Les propriétaires d’assiette foncières au sein de la coopérative immobilière « Djamila Bouhired», anciennement appelé (les 10 Coopératives), situé près de la daïra de Bir El Djir, ont entamés la réalisation de bâtisse de plus de 05 étages, et ce, en totale contradiction avec les normes édictées par le cahier des charges.

C’est ce que dénoncent les habitants de cette coopérative immobilière, dans une lettre adressée au maire, soutenue par une pétition signée par 48 propriétaires, qui disent ne plus savoir à quel saint se vouer pour remettre à l’ordre les promoteurs et stopper ces chantiers.
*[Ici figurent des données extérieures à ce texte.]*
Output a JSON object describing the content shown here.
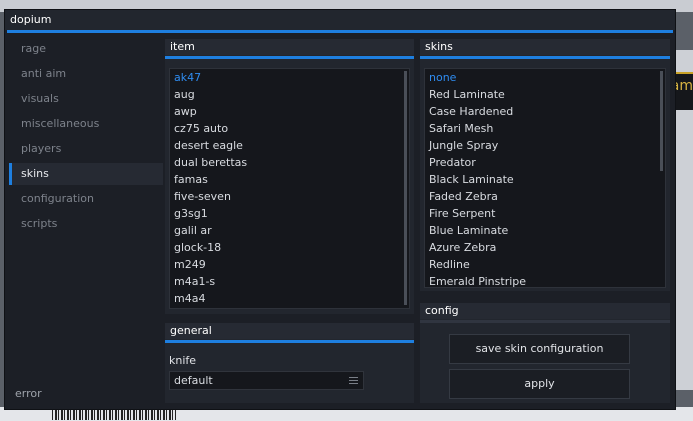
{
  "background": {
    "right_text": "am"
  },
  "window": {
    "title": "dopium",
    "accent_color": "#1e7fe0"
  },
  "sidebar": {
    "items": [
      {
        "label": "rage",
        "active": false
      },
      {
        "label": "anti aim",
        "active": false
      },
      {
        "label": "visuals",
        "active": false
      },
      {
        "label": "miscellaneous",
        "active": false
      },
      {
        "label": "players",
        "active": false
      },
      {
        "label": "skins",
        "active": true
      },
      {
        "label": "configuration",
        "active": false
      },
      {
        "label": "scripts",
        "active": false
      }
    ],
    "status": "error"
  },
  "item_panel": {
    "title": "item",
    "items": [
      "ak47",
      "aug",
      "awp",
      "cz75 auto",
      "desert eagle",
      "dual berettas",
      "famas",
      "five-seven",
      "g3sg1",
      "galil ar",
      "glock-18",
      "m249",
      "m4a1-s",
      "m4a4"
    ],
    "selected": "ak47"
  },
  "skins_panel": {
    "title": "skins",
    "items": [
      "none",
      "Red Laminate",
      "Case Hardened",
      "Safari Mesh",
      "Jungle Spray",
      "Predator",
      "Black Laminate",
      "Faded Zebra",
      "Fire Serpent",
      "Blue Laminate",
      "Azure Zebra",
      "Redline",
      "Emerald Pinstripe"
    ],
    "selected": "none"
  },
  "general_panel": {
    "title": "general",
    "knife_label": "knife",
    "knife_value": "default"
  },
  "config_panel": {
    "title": "config",
    "save_label": "save skin configuration",
    "apply_label": "apply"
  }
}
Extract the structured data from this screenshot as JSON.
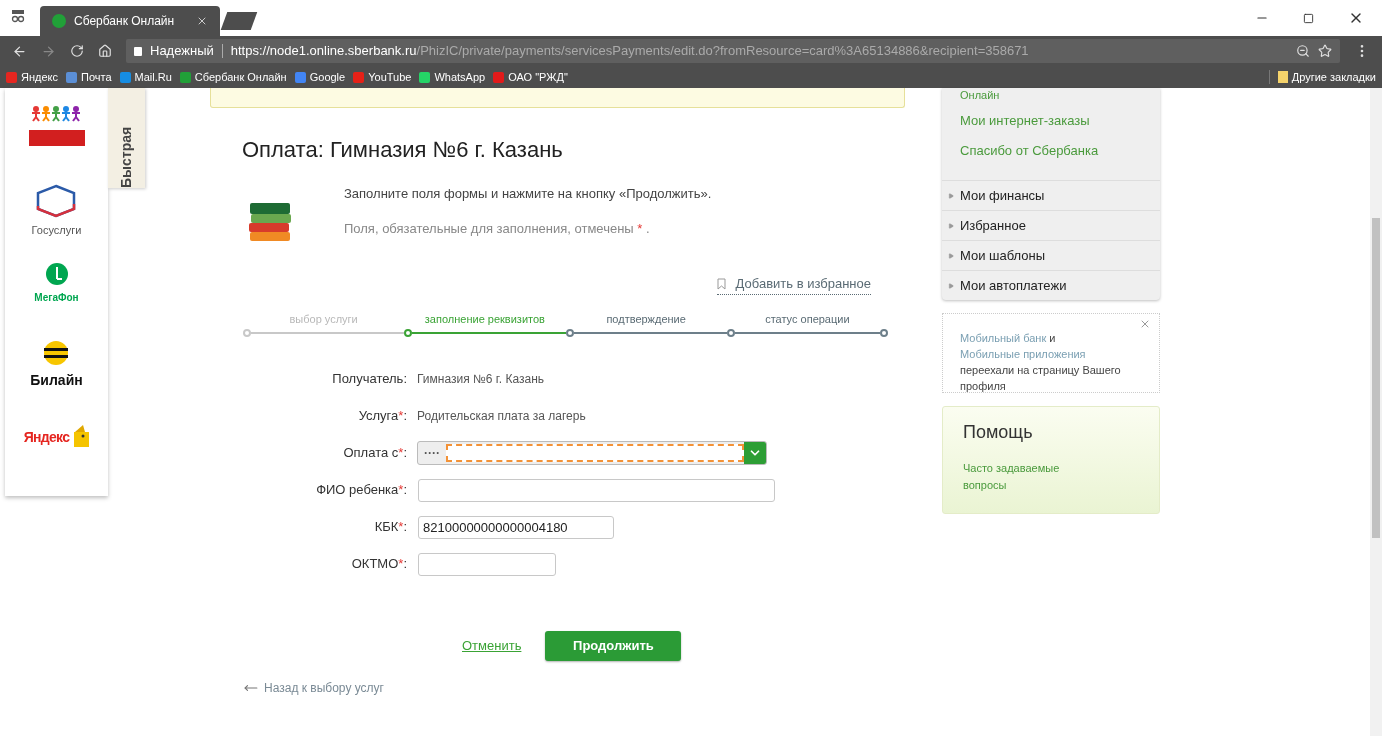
{
  "browser": {
    "tab_title": "Сбербанк Онлайн",
    "security": "Надежный",
    "url_host": "https://node1.online.sberbank.ru",
    "url_path": "/PhizIC/private/payments/servicesPayments/edit.do?fromResource=card%3A65134886&recipient=358671",
    "bookmarks": [
      {
        "label": "Яндекс",
        "color": "#e52620"
      },
      {
        "label": "Почта",
        "color": "#5b8fd6"
      },
      {
        "label": "Mail.Ru",
        "color": "#168de2"
      },
      {
        "label": "Сбербанк Онлайн",
        "color": "#21a038"
      },
      {
        "label": "Google",
        "color": "#4285f4"
      },
      {
        "label": "YouTube",
        "color": "#e62117"
      },
      {
        "label": "WhatsApp",
        "color": "#25d366"
      },
      {
        "label": "ОАО \"РЖД\"",
        "color": "#e21a1a"
      }
    ],
    "other_bookmarks": "Другие закладки"
  },
  "sidebar": {
    "items": [
      {
        "kind": "people"
      },
      {
        "kind": "gosuslugi",
        "caption": "Госуслуги"
      },
      {
        "kind": "megafon",
        "caption": "МегаФон"
      },
      {
        "kind": "beeline",
        "caption": "Билайн"
      },
      {
        "kind": "yandex",
        "caption": "Яндекс"
      }
    ],
    "quick_tab": "Быстрая"
  },
  "main": {
    "title": "Оплата: Гимназия №6 г. Казань",
    "instruction": "Заполните поля формы и нажмите на кнопку «Продолжить».",
    "required_note": "Поля, обязательные для заполнения, отмечены",
    "required_mark": "*",
    "required_end": ".",
    "favorite_link": "Добавить в избранное",
    "steps": [
      {
        "label": "выбор услуги",
        "done": true,
        "selected": false
      },
      {
        "label": "заполнение реквизитов",
        "done": false,
        "selected": true
      },
      {
        "label": "подтверждение",
        "done": false,
        "selected": false
      },
      {
        "label": "статус операции",
        "done": false,
        "selected": false
      }
    ],
    "fields": [
      {
        "kind": "static",
        "label": "Получатель",
        "colon": ":",
        "value": "Гимназия №6 г. Казань"
      },
      {
        "kind": "static",
        "label": "Услуга",
        "mark": "*",
        "colon": ":",
        "value": "Родительская плата за лагерь"
      },
      {
        "kind": "select",
        "label": "Оплата с",
        "mark": "*",
        "colon": ":",
        "value": "····"
      },
      {
        "kind": "input",
        "label": "ФИО ребенка",
        "mark": "*",
        "colon": ":"
      },
      {
        "kind": "input",
        "label": "КБК",
        "mark": "*",
        "colon": ":",
        "value": "82100000000000004180"
      },
      {
        "kind": "input",
        "label": "ОКТМО",
        "mark": "*",
        "colon": ":"
      }
    ],
    "cancel": "Отменить",
    "continue": "Продолжить",
    "back_link": "Назад к выбору услуг"
  },
  "right": {
    "links": [
      "Онлайн",
      "Мои интернет-заказы",
      "Спасибо от Сбербанка"
    ],
    "sections": [
      "Мои финансы",
      "Избранное",
      "Мои шаблоны",
      "Мои автоплатежи"
    ],
    "notice": {
      "link1": "Мобильный банк",
      "join": "и",
      "link2": "Мобильные приложения",
      "rest": "переехали на страницу Вашего профиля"
    },
    "help": {
      "title": "Помощь",
      "link": "Часто задаваемые вопросы"
    }
  }
}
En effet, depuis quelques mois, la quiétude des habitants, qui ont affirmé avoir dépensé des sommes faramineuses pour s’offrir une maisonnette dans cette coopérative a été perturbée par l’intrusion de promoteurs immobiliers qui se sont lancés dans la construction d’immeubles sans respect des lois et des outils de régulation foncière et urbaine.
À Bir El-Djir, la ligne «jaune» est franchie et les citoyens assistent impuissants à la transgression des lois par des promoteurs immobiliers qui ont transgressés les outils de régulation urbaine et foncière. Face à la passivité des services censés mettre fin à ce qui s’apparente à une forme d’outrage des règles élémentaires d’urbanisme et d’architecture, les habitants de cette coopérative , sont donc revenus à la charge pour la énième fois pour contester avec force la réalisation de ses immeubles de plusieurs étages dans un espace réservé «normalement » aux maisons individuelles de R+2 et R+3.
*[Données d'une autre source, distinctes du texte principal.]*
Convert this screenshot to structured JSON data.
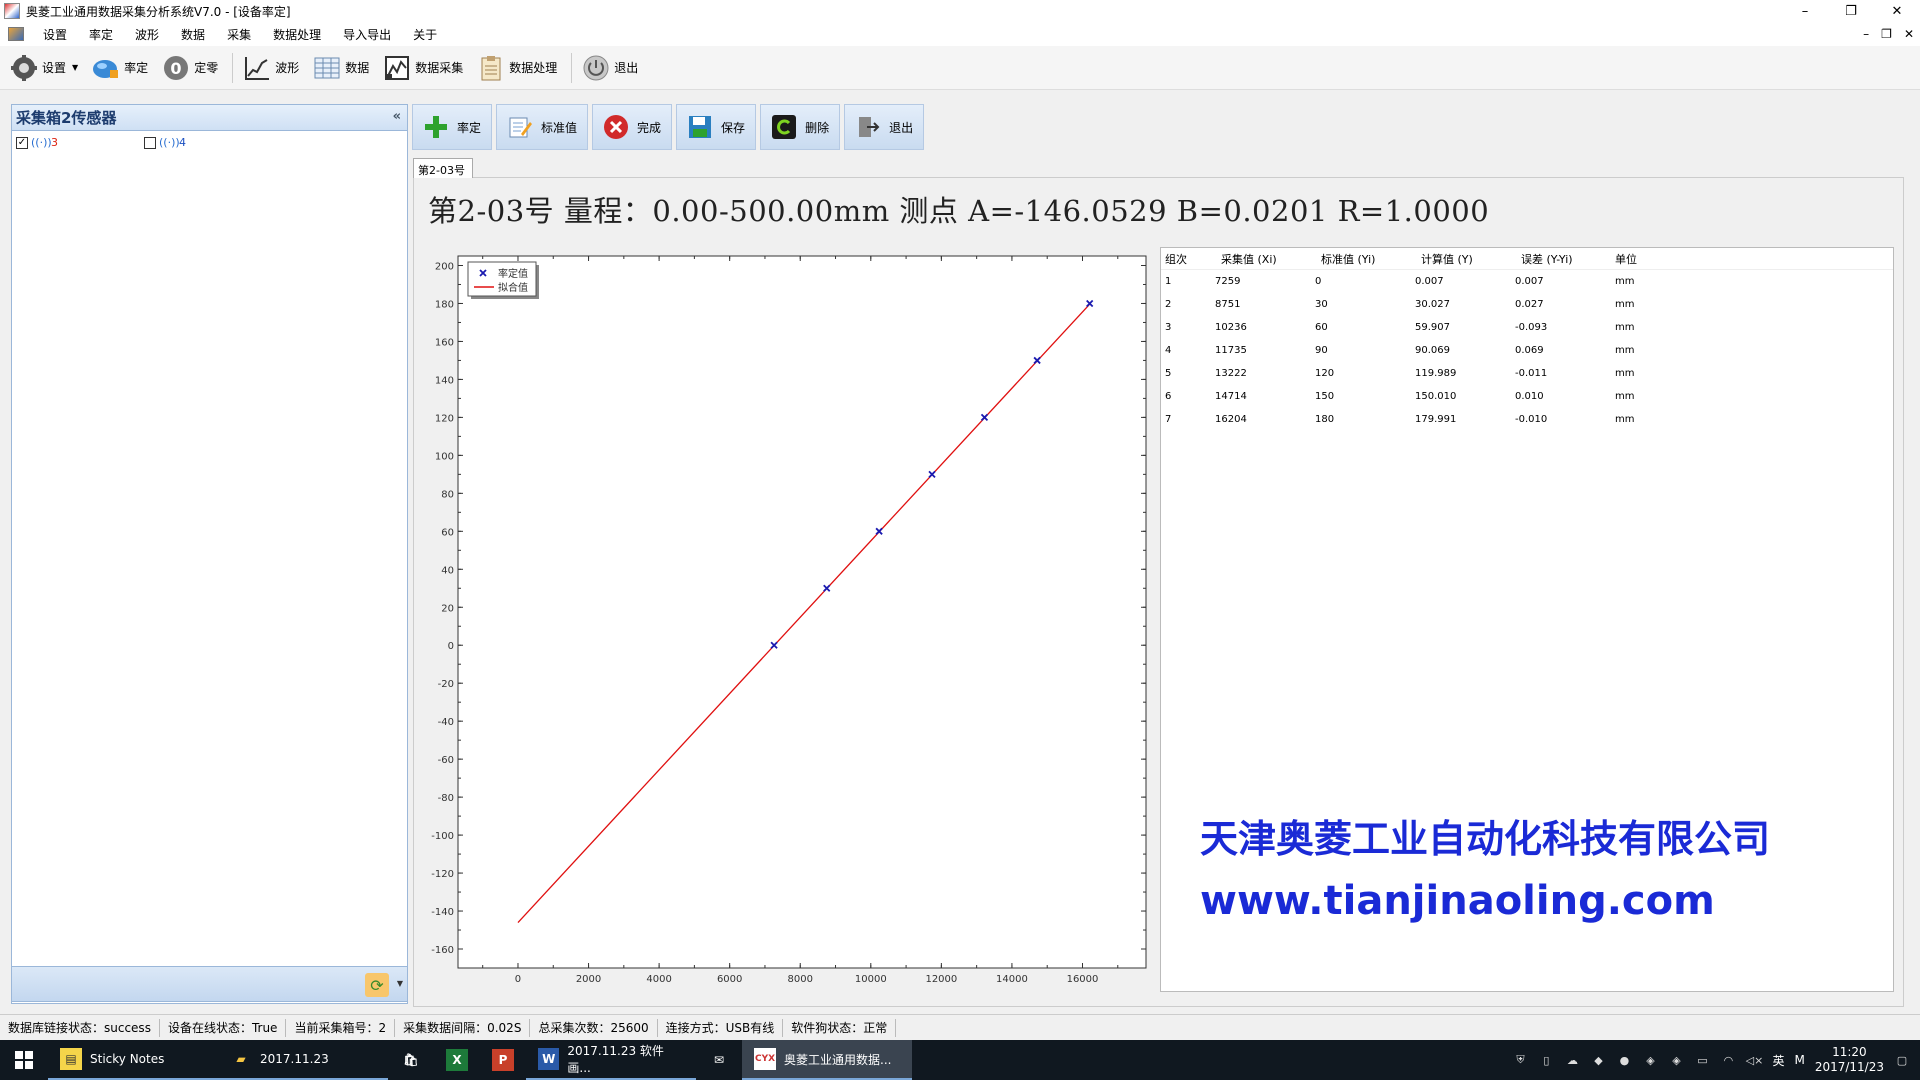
{
  "window": {
    "title": "奥菱工业通用数据采集分析系统V7.0 - [设备率定]",
    "min": "–",
    "max": "❐",
    "close": "✕"
  },
  "menu": {
    "items": [
      "设置",
      "率定",
      "波形",
      "数据",
      "采集",
      "数据处理",
      "导入导出",
      "关于"
    ],
    "mdi_min": "–",
    "mdi_restore": "❐",
    "mdi_close": "✕"
  },
  "toolbar": {
    "items": [
      {
        "label": "设置",
        "icon": "gear-icon"
      },
      {
        "label": "率定",
        "icon": "calibrate-icon"
      },
      {
        "label": "定零",
        "icon": "zero-icon"
      },
      {
        "label": "波形",
        "icon": "waveform-icon"
      },
      {
        "label": "数据",
        "icon": "grid-icon"
      },
      {
        "label": "数据采集",
        "icon": "acquisition-icon"
      },
      {
        "label": "数据处理",
        "icon": "clipboard-icon"
      },
      {
        "label": "退出",
        "icon": "power-icon"
      }
    ]
  },
  "left_panel": {
    "title": "采集箱2传感器",
    "collapse": "«",
    "sensors": [
      {
        "num": "3",
        "checked": true
      },
      {
        "num": "4",
        "checked": false
      }
    ],
    "splitter": "....."
  },
  "actions": [
    {
      "label": "率定",
      "icon": "plus-icon",
      "color": "#2ea22e"
    },
    {
      "label": "标准值",
      "icon": "edit-icon",
      "color": "#2a6fd1"
    },
    {
      "label": "完成",
      "icon": "cancel-icon",
      "color": "#d12a2a"
    },
    {
      "label": "保存",
      "icon": "save-icon",
      "color": "#2a7fc0"
    },
    {
      "label": "删除",
      "icon": "delete-icon",
      "color": "#1f6a2a"
    },
    {
      "label": "退出",
      "icon": "exit-icon",
      "color": "#444444"
    }
  ],
  "tab": {
    "label": "第2-03号"
  },
  "calibration": {
    "text": "第2-03号 量程：0.00-500.00mm 测点 A=-146.0529 B=0.0201 R=1.0000"
  },
  "chart_data": {
    "type": "scatter",
    "x": [
      7259,
      8751,
      10236,
      11735,
      13222,
      14714,
      16204
    ],
    "y": [
      0,
      30,
      60,
      90,
      120,
      150,
      180
    ],
    "fit_line": {
      "x": [
        0,
        16204
      ],
      "y": [
        -146.0529,
        179.6475
      ]
    },
    "xlim": [
      -1700,
      17800
    ],
    "ylim": [
      -170,
      205
    ],
    "xticks": [
      0,
      2000,
      4000,
      6000,
      8000,
      10000,
      12000,
      14000,
      16000
    ],
    "yticks": [
      200,
      180,
      160,
      140,
      120,
      100,
      80,
      60,
      40,
      20,
      0,
      -20,
      -40,
      -60,
      -80,
      -100,
      -120,
      -140,
      -160
    ],
    "legend": [
      {
        "name": "率定值",
        "marker": "x",
        "color": "#1a1ab0"
      },
      {
        "name": "拟合值",
        "marker": "line",
        "color": "#e01010"
      }
    ],
    "legend_position": "top-left",
    "point_color": "#1a1ab0",
    "line_color": "#e01010"
  },
  "table": {
    "headers": [
      "组次",
      "采集值 (Xi)",
      "标准值 (Yi)",
      "计算值 (Y)",
      "误差 (Y-Yi)",
      "单位"
    ],
    "rows": [
      [
        "1",
        "7259",
        "0",
        "0.007",
        "0.007",
        "mm"
      ],
      [
        "2",
        "8751",
        "30",
        "30.027",
        "0.027",
        "mm"
      ],
      [
        "3",
        "10236",
        "60",
        "59.907",
        "-0.093",
        "mm"
      ],
      [
        "4",
        "11735",
        "90",
        "90.069",
        "0.069",
        "mm"
      ],
      [
        "5",
        "13222",
        "120",
        "119.989",
        "-0.011",
        "mm"
      ],
      [
        "6",
        "14714",
        "150",
        "150.010",
        "0.010",
        "mm"
      ],
      [
        "7",
        "16204",
        "180",
        "179.991",
        "-0.010",
        "mm"
      ]
    ]
  },
  "company": {
    "name": "天津奥菱工业自动化科技有限公司",
    "website": "www.tianjinaoling.com",
    "color": "#1a2ad6"
  },
  "status": {
    "items": [
      "数据库链接状态：success",
      "设备在线状态：True",
      "当前采集箱号：2",
      "采集数据间隔：0.02S",
      "总采集次数：25600",
      "连接方式：USB有线",
      "软件狗状态：正常"
    ]
  },
  "taskbar": {
    "apps": [
      {
        "label": "Sticky Notes",
        "icon": "sticky-notes-icon"
      },
      {
        "label": "2017.11.23",
        "icon": "folder-icon"
      },
      {
        "label": "",
        "icon": "store-icon"
      },
      {
        "label": "",
        "icon": "excel-icon"
      },
      {
        "label": "",
        "icon": "powerpoint-icon"
      },
      {
        "label": "2017.11.23 软件画...",
        "icon": "word-icon"
      },
      {
        "label": "",
        "icon": "mail-icon"
      },
      {
        "label": "奥菱工业通用数据...",
        "icon": "aoling-app-icon"
      }
    ],
    "ime": "英",
    "ime2": "M",
    "time": "11:20",
    "date": "2017/11/23"
  }
}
Dans leur lettre, les signataires dénoncent ce qu’ils qualifient de « dépassements des promoteurs, réalisateurs de ce projet et le non-respect du cahier des charges qui atteste clairement que le projet ne doit pas dépasser trois niveaux». Or, nous a expliqué le représentant des habitants, «les promoteur immobiliers ont lancé les travaux pour la construction d’immeubles comportant des dizaines de logements. Ces cas sont légion dans tout Oran, où des tours et des habitations poussent en pleine anarchie avec la bénédiction de certains responsables locaux qui laissent faire pour l’on ne sait quelle raison.
Pour revenir à la genèse de cet outrage, qui remonte aux années quatre-vingt du siècle dernier, de nombreuses coopératives ont vu le jour, faisant de cette daïra, une destination très prisée des « promoteurs » immobiliers qui avaient usé et abusé du patrimoine foncier public. Les contestataires qui avaient réalisé des habitations au titre de coopératives ou des habitations individuelles ont vu leurs demeures écrasées par des tours de plusieurs étages qui ont dénaturé l’aspect urbain de leurs quartiers.
Des promoteurs ont acquis, au prix fort, ces assiettes et ont entamé les travaux sans respecter le cahier de charges qui spécifie dans un de ses articles que les constructions ne doivent pas dépasser les deux et trois étages. Munis de permis de construire acquis en total contradiction avec la loi, ils sont en train de dénaturer l’aspect du quartier», précisent les habitants. Le hic dans cette situation est qu’elle se déroule au vu et au su des responsables de la commune qui laissent faire.